The cytoskeleton can perform many functions. Its primary function is to give the cell its shape and mechanical resistance to deformation, and through association with extracellular connective tissue and other cells it stabilizes entire tissues. The cytoskeleton can also contract, thereby deforming the cell and the cell's environment and allowing cells to migrate. Moreover, it is involved in many cell signaling pathways and in the uptake of extracellular material (endocytosis), the segregation of chromosomes during cellular division, the cytokinesis stage of cell division, as scaffolding to organize the contents of the cell in space and in intracellular transport (for example, the movement of vesicles and organelles within the cell) and can be a template for the construction of a cell wall. Furthermore, it can form specialized structures, such as flagella, cilia, lamellipodia and podosomes. The structure, function and dynamic behavior of the cytoskeleton can be very different, depending on organism and cell type. Even within one cell, the cytoskeleton can change through association with other proteins and the previous history of the network.

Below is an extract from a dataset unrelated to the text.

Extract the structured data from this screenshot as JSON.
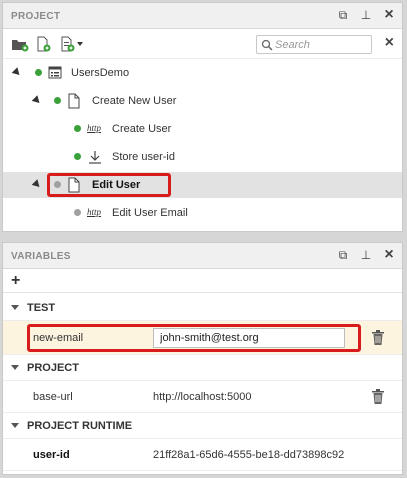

Interphase is the active portion of the cell cycle that includes the G1, S, and G2 phases, where the cell grows, replicates its DNA, and prepares for mitosis, respectively. Interphase was formerly called the "resting phase," but the cell in interphase is not simply dormant. Calling it so would be misleading since a cell in interphase is very busy synthesizing proteins, transcribing DNA into RNA, engulfing extracellular material, and processing signals, to name just a few activities. The cell is quiescent only in G0. Interphase is the phase of the cell cycle in which a typical cell spends 90% of its life. Interphase is the "daily living" or metabolic phase of the cell, in which the cell obtains nutrients and metabolizes them, grows, replicates its DNA in preparation for mitosis, and conducts other "normal" cell functions.

A common misconception is that interphase is the first stage of mitosis, but since mitosis is the division of the nucleus, prophase is actually the first stage.